At Sisters Uncut, we are obviously appalled by this, but sadly unsurprised. We know exactly how little value anyone in the Tory government places on women’s labour. The direct cuts to domestic violence services which this government has made, via cuts to housing benefit and local authority budgets, have also been cuts to many women’s livelihoods. Women who have spent years in the sector, building up their life saving knowledge and skills, increasingly find themselves laid off, those skills apparently not profitable enough for a Tory economy. Otherwise they are forced to work longer hours for lower pay and less job security, with unmanageable caseloads.
These caseloads mean many workers are forced to ensure a quick turnaround and can only provide basic crisis management to the women who turn to them, for example after a big, physical incident of violence, or following police involvement. This short term work often involves necessary practical measures such as lock changes and having panic alarms fitted, but it fails to address the root of the problem. It is also focused on physical abuse, causing other forms of abuse, such as coercive control, to be overlooked. It is certainly no substitute for the long term support needed in order to empower women and help them develop the knowledge, skills and resources to flee. The ‘crisis management’ approach can also contribute to revictimisation, as long term support is crucial to understanding abusive dynamics of power and control, and to building the confidence and means to flee abuse, as well as the ability to recognise abuse early in future.

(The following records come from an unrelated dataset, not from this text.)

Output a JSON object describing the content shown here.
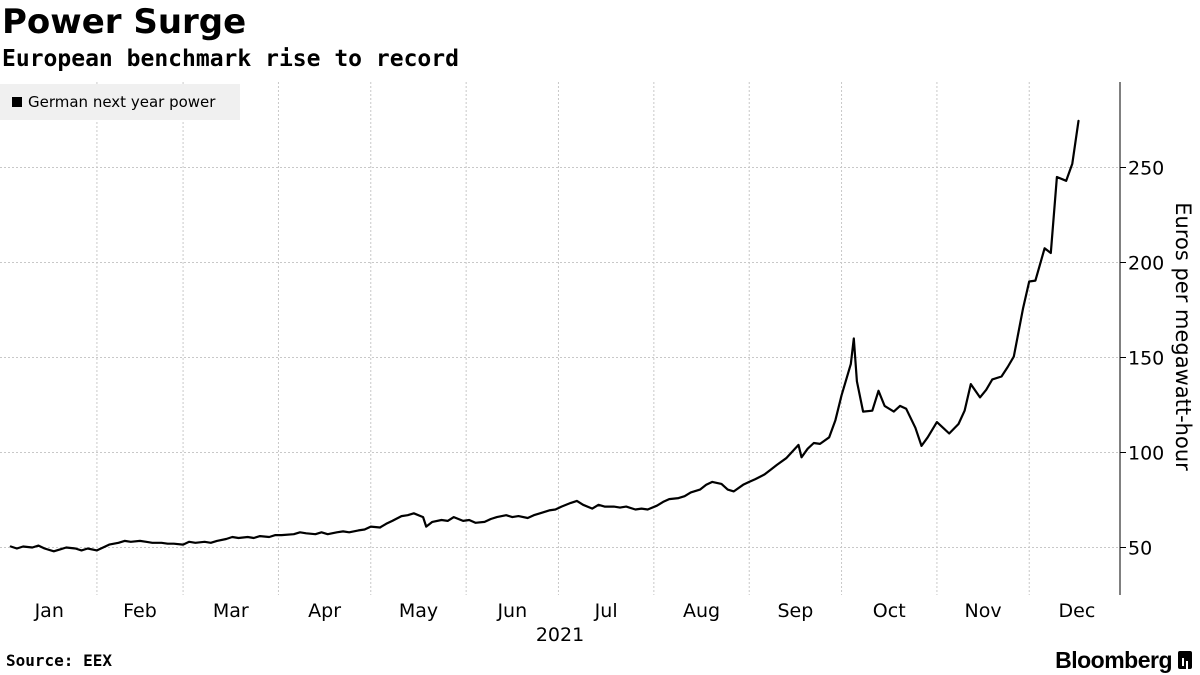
{
  "title": "Power Surge",
  "subtitle": "European benchmark rise to record",
  "source": "Source: EEX",
  "brand": "Bloomberg",
  "chart_data": {
    "type": "line",
    "ylabel": "Euros per megawatt-hour",
    "xlabel": "2021",
    "ylim": [
      25,
      295
    ],
    "yticks": [
      50,
      100,
      150,
      200,
      250
    ],
    "month_labels": [
      "Jan",
      "Feb",
      "Mar",
      "Apr",
      "May",
      "Jun",
      "Jul",
      "Aug",
      "Sep",
      "Oct",
      "Nov",
      "Dec"
    ],
    "grid": true,
    "legend_position": "top-left",
    "line_color": "#000000",
    "series": [
      {
        "name": "German next year power",
        "points": [
          [
            "2021-01-04",
            50.5
          ],
          [
            "2021-01-06",
            49.5
          ],
          [
            "2021-01-08",
            50.5
          ],
          [
            "2021-01-11",
            50.0
          ],
          [
            "2021-01-13",
            51.0
          ],
          [
            "2021-01-15",
            49.5
          ],
          [
            "2021-01-18",
            48.0
          ],
          [
            "2021-01-20",
            49.0
          ],
          [
            "2021-01-22",
            50.0
          ],
          [
            "2021-01-25",
            49.5
          ],
          [
            "2021-01-27",
            48.5
          ],
          [
            "2021-01-29",
            49.5
          ],
          [
            "2021-02-01",
            48.5
          ],
          [
            "2021-02-03",
            50.0
          ],
          [
            "2021-02-05",
            51.5
          ],
          [
            "2021-02-08",
            52.5
          ],
          [
            "2021-02-10",
            53.5
          ],
          [
            "2021-02-12",
            53.0
          ],
          [
            "2021-02-15",
            53.5
          ],
          [
            "2021-02-17",
            53.0
          ],
          [
            "2021-02-19",
            52.5
          ],
          [
            "2021-02-22",
            52.5
          ],
          [
            "2021-02-24",
            52.0
          ],
          [
            "2021-02-26",
            52.0
          ],
          [
            "2021-03-01",
            51.5
          ],
          [
            "2021-03-03",
            53.0
          ],
          [
            "2021-03-05",
            52.5
          ],
          [
            "2021-03-08",
            53.0
          ],
          [
            "2021-03-10",
            52.5
          ],
          [
            "2021-03-12",
            53.5
          ],
          [
            "2021-03-15",
            54.5
          ],
          [
            "2021-03-17",
            55.5
          ],
          [
            "2021-03-19",
            55.0
          ],
          [
            "2021-03-22",
            55.5
          ],
          [
            "2021-03-24",
            55.0
          ],
          [
            "2021-03-26",
            56.0
          ],
          [
            "2021-03-29",
            55.5
          ],
          [
            "2021-03-31",
            56.5
          ],
          [
            "2021-04-02",
            56.5
          ],
          [
            "2021-04-06",
            57.0
          ],
          [
            "2021-04-08",
            58.0
          ],
          [
            "2021-04-10",
            57.5
          ],
          [
            "2021-04-13",
            57.0
          ],
          [
            "2021-04-15",
            58.0
          ],
          [
            "2021-04-17",
            57.0
          ],
          [
            "2021-04-20",
            58.0
          ],
          [
            "2021-04-22",
            58.5
          ],
          [
            "2021-04-24",
            58.0
          ],
          [
            "2021-04-27",
            59.0
          ],
          [
            "2021-04-29",
            59.5
          ],
          [
            "2021-05-01",
            61.0
          ],
          [
            "2021-05-04",
            60.5
          ],
          [
            "2021-05-06",
            62.5
          ],
          [
            "2021-05-08",
            64.0
          ],
          [
            "2021-05-11",
            66.5
          ],
          [
            "2021-05-13",
            67.0
          ],
          [
            "2021-05-15",
            68.0
          ],
          [
            "2021-05-18",
            66.0
          ],
          [
            "2021-05-19",
            61.0
          ],
          [
            "2021-05-21",
            63.5
          ],
          [
            "2021-05-24",
            64.5
          ],
          [
            "2021-05-26",
            64.0
          ],
          [
            "2021-05-28",
            66.0
          ],
          [
            "2021-05-31",
            64.0
          ],
          [
            "2021-06-02",
            64.5
          ],
          [
            "2021-06-04",
            63.0
          ],
          [
            "2021-06-07",
            63.5
          ],
          [
            "2021-06-09",
            65.0
          ],
          [
            "2021-06-11",
            66.0
          ],
          [
            "2021-06-14",
            67.0
          ],
          [
            "2021-06-16",
            66.0
          ],
          [
            "2021-06-18",
            66.5
          ],
          [
            "2021-06-21",
            65.5
          ],
          [
            "2021-06-23",
            67.0
          ],
          [
            "2021-06-25",
            68.0
          ],
          [
            "2021-06-28",
            69.5
          ],
          [
            "2021-06-30",
            70.0
          ],
          [
            "2021-07-02",
            71.5
          ],
          [
            "2021-07-05",
            73.5
          ],
          [
            "2021-07-07",
            74.5
          ],
          [
            "2021-07-09",
            72.5
          ],
          [
            "2021-07-12",
            70.5
          ],
          [
            "2021-07-14",
            72.5
          ],
          [
            "2021-07-16",
            71.5
          ],
          [
            "2021-07-19",
            71.5
          ],
          [
            "2021-07-21",
            71.0
          ],
          [
            "2021-07-23",
            71.5
          ],
          [
            "2021-07-26",
            70.0
          ],
          [
            "2021-07-28",
            70.5
          ],
          [
            "2021-07-30",
            70.0
          ],
          [
            "2021-08-02",
            72.0
          ],
          [
            "2021-08-04",
            74.0
          ],
          [
            "2021-08-06",
            75.5
          ],
          [
            "2021-08-09",
            76.0
          ],
          [
            "2021-08-11",
            77.0
          ],
          [
            "2021-08-13",
            79.0
          ],
          [
            "2021-08-16",
            80.5
          ],
          [
            "2021-08-18",
            83.0
          ],
          [
            "2021-08-20",
            84.5
          ],
          [
            "2021-08-23",
            83.5
          ],
          [
            "2021-08-25",
            80.5
          ],
          [
            "2021-08-27",
            79.5
          ],
          [
            "2021-08-30",
            83.0
          ],
          [
            "2021-09-01",
            84.5
          ],
          [
            "2021-09-03",
            86.0
          ],
          [
            "2021-09-06",
            88.5
          ],
          [
            "2021-09-08",
            91.0
          ],
          [
            "2021-09-10",
            93.5
          ],
          [
            "2021-09-13",
            97.0
          ],
          [
            "2021-09-15",
            100.5
          ],
          [
            "2021-09-17",
            104.0
          ],
          [
            "2021-09-18",
            97.5
          ],
          [
            "2021-09-20",
            102.0
          ],
          [
            "2021-09-22",
            105.0
          ],
          [
            "2021-09-24",
            104.5
          ],
          [
            "2021-09-27",
            108.0
          ],
          [
            "2021-09-29",
            117.0
          ],
          [
            "2021-10-01",
            130.0
          ],
          [
            "2021-10-04",
            146.5
          ],
          [
            "2021-10-05",
            160.0
          ],
          [
            "2021-10-06",
            137.5
          ],
          [
            "2021-10-08",
            121.5
          ],
          [
            "2021-10-11",
            122.0
          ],
          [
            "2021-10-13",
            132.5
          ],
          [
            "2021-10-15",
            124.5
          ],
          [
            "2021-10-18",
            121.5
          ],
          [
            "2021-10-20",
            124.5
          ],
          [
            "2021-10-22",
            123.0
          ],
          [
            "2021-10-25",
            113.0
          ],
          [
            "2021-10-27",
            103.5
          ],
          [
            "2021-10-29",
            108.0
          ],
          [
            "2021-11-01",
            116.0
          ],
          [
            "2021-11-03",
            113.0
          ],
          [
            "2021-11-05",
            110.0
          ],
          [
            "2021-11-08",
            115.0
          ],
          [
            "2021-11-10",
            122.0
          ],
          [
            "2021-11-12",
            136.0
          ],
          [
            "2021-11-15",
            129.0
          ],
          [
            "2021-11-17",
            133.0
          ],
          [
            "2021-11-19",
            138.5
          ],
          [
            "2021-11-22",
            140.0
          ],
          [
            "2021-11-24",
            145.0
          ],
          [
            "2021-11-26",
            150.5
          ],
          [
            "2021-11-29",
            176.0
          ],
          [
            "2021-12-01",
            190.0
          ],
          [
            "2021-12-03",
            190.5
          ],
          [
            "2021-12-06",
            207.5
          ],
          [
            "2021-12-08",
            205.0
          ],
          [
            "2021-12-10",
            245.0
          ],
          [
            "2021-12-13",
            243.0
          ],
          [
            "2021-12-15",
            252.0
          ],
          [
            "2021-12-17",
            274.5
          ]
        ]
      }
    ]
  }
}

On top of this, women in insecure financial situations, like the situations which workers in the domestic violence sector are increasingly being forced into, are the women most vulnerable to abuse. This is why domestic violence disproportionately affects disabled women, women of colour, and trans women, who all face significant barriers to employment, and particularly to well paid, secure employment. This is why violence against women has increased on the Tories’ watch. This is why Sisters Uncut will be marching with student nurses this Saturday, for a society in which everyone has a secure livelihood, and no one is financially dependent on an abusive partner.